Quando succede che il migliore nella distanza ironman di triathlon, cade e si procura diverse ferite al volto, per provare a guidare la bici evitando buche, tombini, dossi e crepe varie, non si può certo imputare gli infortuni alla mancanza di capacità del ciclista. Se è uno dei migliori, qualcosa vorrà pur dire… Il problema sta solo e unicamente nella qualità (anzi, nella non qualità) delle strade. Riceviamo e pubblichiamo lo sfogo del presidente di una squadra di triathlon, la Multisport Catania, dopo che Vincenzo Tomasello, il miglior siciliano di sempre nella distanza IRONMAN, all’improvviso si è trovato a terra per aver disintegrato una ruota che era rimasta bloccata in una fessura dell’asfalto delle strade catanesi.
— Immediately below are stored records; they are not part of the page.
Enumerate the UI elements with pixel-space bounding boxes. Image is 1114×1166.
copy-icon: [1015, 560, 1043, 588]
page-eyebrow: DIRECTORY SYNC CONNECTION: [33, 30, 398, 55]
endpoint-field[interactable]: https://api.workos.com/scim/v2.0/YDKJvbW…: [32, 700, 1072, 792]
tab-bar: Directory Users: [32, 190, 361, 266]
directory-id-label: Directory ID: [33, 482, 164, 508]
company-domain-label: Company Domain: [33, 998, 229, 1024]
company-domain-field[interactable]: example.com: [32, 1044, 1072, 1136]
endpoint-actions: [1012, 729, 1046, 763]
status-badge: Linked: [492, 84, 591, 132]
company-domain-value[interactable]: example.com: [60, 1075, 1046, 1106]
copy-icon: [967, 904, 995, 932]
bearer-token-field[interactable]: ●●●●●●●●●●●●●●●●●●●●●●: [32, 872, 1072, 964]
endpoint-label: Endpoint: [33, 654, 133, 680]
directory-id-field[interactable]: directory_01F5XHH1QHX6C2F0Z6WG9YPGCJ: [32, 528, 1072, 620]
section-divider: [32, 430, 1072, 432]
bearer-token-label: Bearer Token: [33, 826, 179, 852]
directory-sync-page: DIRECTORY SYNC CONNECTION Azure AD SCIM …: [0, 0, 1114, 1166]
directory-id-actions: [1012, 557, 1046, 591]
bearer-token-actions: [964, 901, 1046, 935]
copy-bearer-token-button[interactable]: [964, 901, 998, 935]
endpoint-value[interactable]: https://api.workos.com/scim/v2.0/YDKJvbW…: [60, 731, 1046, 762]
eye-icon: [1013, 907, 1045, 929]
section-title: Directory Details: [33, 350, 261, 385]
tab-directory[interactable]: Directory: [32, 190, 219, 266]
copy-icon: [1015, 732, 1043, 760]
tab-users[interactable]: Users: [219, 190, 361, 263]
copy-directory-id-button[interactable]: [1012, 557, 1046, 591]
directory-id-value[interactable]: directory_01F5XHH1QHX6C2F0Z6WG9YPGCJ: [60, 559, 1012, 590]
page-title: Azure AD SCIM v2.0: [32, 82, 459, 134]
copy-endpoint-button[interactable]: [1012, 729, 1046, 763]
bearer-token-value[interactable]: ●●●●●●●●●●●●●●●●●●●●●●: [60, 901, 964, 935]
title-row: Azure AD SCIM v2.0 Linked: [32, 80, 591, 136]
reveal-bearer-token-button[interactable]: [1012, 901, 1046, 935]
Ecco il testo della lettera

Tra gare organizzate, partecipate e vinte e perse siamo stati molto impegnati ultimamente. Ma un po’ di tempo per una cosa importante lo dobbiamo trovare. Il vero successo della Multisport? beh ve lo diciamo subito. Essere ancora vivi!

La situazione sulle strade catanesi sta diventando a dir poco insostenibile. Ogni giorno da Presidente salto in aria quando qualcuno dei ragazzi mi chiama dicendomi che c’è stato un altro incidente. No non siamo pazzi che invadono le corsie opposte o imboccano strade contromano. Cerchiamo di sopravvivere ogni giorno a quella follia che sono le strade catanesi.

Siamo stanchi di essere vittime. Siamo stanchi di ricevere “cazziatoni” da parte degli automobilisti perché stiamo in mezzo alla strada. Ma chi guida ha mai provato a pedalare sulle nostre strade? Lo sa che lateralmente è pieno di buche e tombini? lo sa che con una bicicletta se prendi una buca a 20 km all’ora ti schianti per terra? non parliamo di piccole buche ma di vere e proprie voragini. Parliamo di strade che vengono percorse ogni giorno da centinaia di ciclisti e migliaia di automobilisti.

Un esempio? avete mai percorso la strada che passa di fronte alla ST Microelectronics? l’asfalto non esiste più. Ogni ciclista che vuole uscire dalla città per trovare delle strade meno trafficate passa da li ogni giorno. Ogni ciclista sa che in quel tratto sarà sempre peggio. Parliamo di anni di zero interventi! Nulla. Sporcizia, degrado e strade devastate danno il benvenuto a tutti quelli che arrivano di fronte alla più importante azienda rimasta a Catania. 5000 dipendenti! Molti di loro arrivano in scooter? Vivi??? Beh si certo con un po’ di fortuna!

Ma è possibile che i fondi ci sono solo quando si deve asfaltare un tratto di strada per non fare figure del cavolo durante il G7? Cosa dobbiamo sperare? deve scapparci per forza il morto per poter intuppare qualche strada? ieri comunque ci siamo andati vicini.

Vincenzo Tomasello, per la cronaca il miglior Siciliano di sempre nella distanza IRONMAN, all’improvviso si è trovato a terra per aver disintegrato una ruota che era rimasta bloccata in una fessura dell’asfalto. Naso rotto, denti rotti, bici distrutta e per tutti noi un grande spavento. Questo è comunque solo l’ultimo degli episodi che hanno portato ad un incidente a causa dell’asfatlo catanese.

Caro sindaco Bianco, Cara Assessore (allo Sport) Scialfa cosa si sta facendo per la vita delle persone? è evidente che questo non è un problema dei ciclisti e basta, visto che con uno scooter cambia poco. Da oggi tutti noi ragazzi della Multisport rilanciamo con rispetto un Hashtag… #ntuppamuli con la speranza che qualcosa si possa fare non solo per noi del Team, non per i Ciclisti ma per il decoro di una città che rappresentiamo in giro per il mondo.